A belated rebalancing of the Chinese economy will lead to a collapse in commodities prices by 2015 according to one of the West’s leading experts on the PRC economy.
Wall Street veteran and Peking University finance professor Michael Pettis ups his bearish outlook on hard commodities, asserting that prices will continue to decline and hit the brink of collapse by 2015.
The core reason is that the surge in demand which induced a global resources boom was the direct result of unbalanced growth in China over the past two decades, and that this unbalanced growth is currently headed for a sharp correction.
Over the past twenty years China’s political helmsmen have neglected to build up domestic consumption while ramping up investment spending in order to build the full sweep of infrastructure required by a modernizing economy.
This trend was further exacerbated by the Great Financial Crisis of 2008, when China’s leaders unveiled a huge stimulus package to lend succour to economic growth as stalwart first-world export markets collapsed.

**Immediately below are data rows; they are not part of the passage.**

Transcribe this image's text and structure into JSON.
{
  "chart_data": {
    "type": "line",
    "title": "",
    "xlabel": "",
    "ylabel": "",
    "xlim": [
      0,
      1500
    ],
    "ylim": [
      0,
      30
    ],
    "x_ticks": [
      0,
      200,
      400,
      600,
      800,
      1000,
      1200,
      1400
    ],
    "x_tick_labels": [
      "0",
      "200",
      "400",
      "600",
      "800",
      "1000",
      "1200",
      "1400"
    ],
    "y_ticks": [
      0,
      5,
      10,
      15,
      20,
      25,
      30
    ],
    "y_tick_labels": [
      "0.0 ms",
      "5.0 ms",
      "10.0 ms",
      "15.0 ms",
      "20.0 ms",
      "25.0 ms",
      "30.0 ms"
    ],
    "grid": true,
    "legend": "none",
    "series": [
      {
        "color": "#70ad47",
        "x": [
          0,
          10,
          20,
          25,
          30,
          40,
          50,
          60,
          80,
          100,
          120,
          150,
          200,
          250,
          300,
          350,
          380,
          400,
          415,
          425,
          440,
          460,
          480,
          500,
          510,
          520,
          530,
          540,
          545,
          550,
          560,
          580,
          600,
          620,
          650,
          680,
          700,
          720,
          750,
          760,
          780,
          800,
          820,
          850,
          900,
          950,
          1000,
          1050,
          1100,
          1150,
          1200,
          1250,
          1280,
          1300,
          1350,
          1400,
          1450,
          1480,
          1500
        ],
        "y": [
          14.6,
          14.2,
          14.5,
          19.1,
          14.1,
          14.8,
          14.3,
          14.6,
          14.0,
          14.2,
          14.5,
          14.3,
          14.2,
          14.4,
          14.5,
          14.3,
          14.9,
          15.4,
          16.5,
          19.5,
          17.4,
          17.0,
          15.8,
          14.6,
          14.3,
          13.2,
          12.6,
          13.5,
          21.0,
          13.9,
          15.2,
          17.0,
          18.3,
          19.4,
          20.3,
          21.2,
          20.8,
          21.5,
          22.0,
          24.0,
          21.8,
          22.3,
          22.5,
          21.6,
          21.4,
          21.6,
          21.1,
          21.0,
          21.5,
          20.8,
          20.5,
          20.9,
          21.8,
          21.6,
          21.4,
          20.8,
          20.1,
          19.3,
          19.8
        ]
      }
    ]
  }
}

According to Pettis, the rebalancing of Chinese growth will automatically render its economy far less commodity intensive, stymieing demand and leading to a crumbling of prices.
Even in the unlikely event that the Chinese economy maintains the roaring double-digit growth figures which characterized its performance throughout the noughties, its appetite for commodities is still set to diminish.
Other ancillary factors contributing to the collapse of commodities prices as envisaged by Pettis include China’s excessively high inventory levels, and continued near-term growth in supply due to the long lead-time of production increases pursued during the resource boom’s peak.
8 Comments
Daryl Montgomery
The price history of industrial metals indicates they are more dependent on the state of the economy than on inflation. Gold, silver, energy (minus coal), food commodities are more dependent on inflation. I have covered this matter extensively in Volumes 2 and 3 of “Inflation Investing — A Guide for the 2010s”.
David Brosbell
If
China’s growth slows other economies will fill the gaps. India could be the
next to do just that or a combination of countries.
G.PatinoPatroni
I agree
Jorge
what’s a “re-balancing”? Balancing? Re-re-balancing?
Claude B.
Leading experts often make mistakes. I have plenty of “grain of salt” every time they talk.
Twiggy 2
O
well life will go on. Everybody paints this as the end of the world, when worst
things have happened. Have a bit of optimism, you guys love negativity.
Axel
everyone likes to predict…that’s why such a word exist.
Stockbull
Prediction and education go hand in hand. We have brains….use them before you are stuck with you’re depressed gold holdings upon Countries looking to cash in and use the mass gains accumulated over years to implement structural building and growth.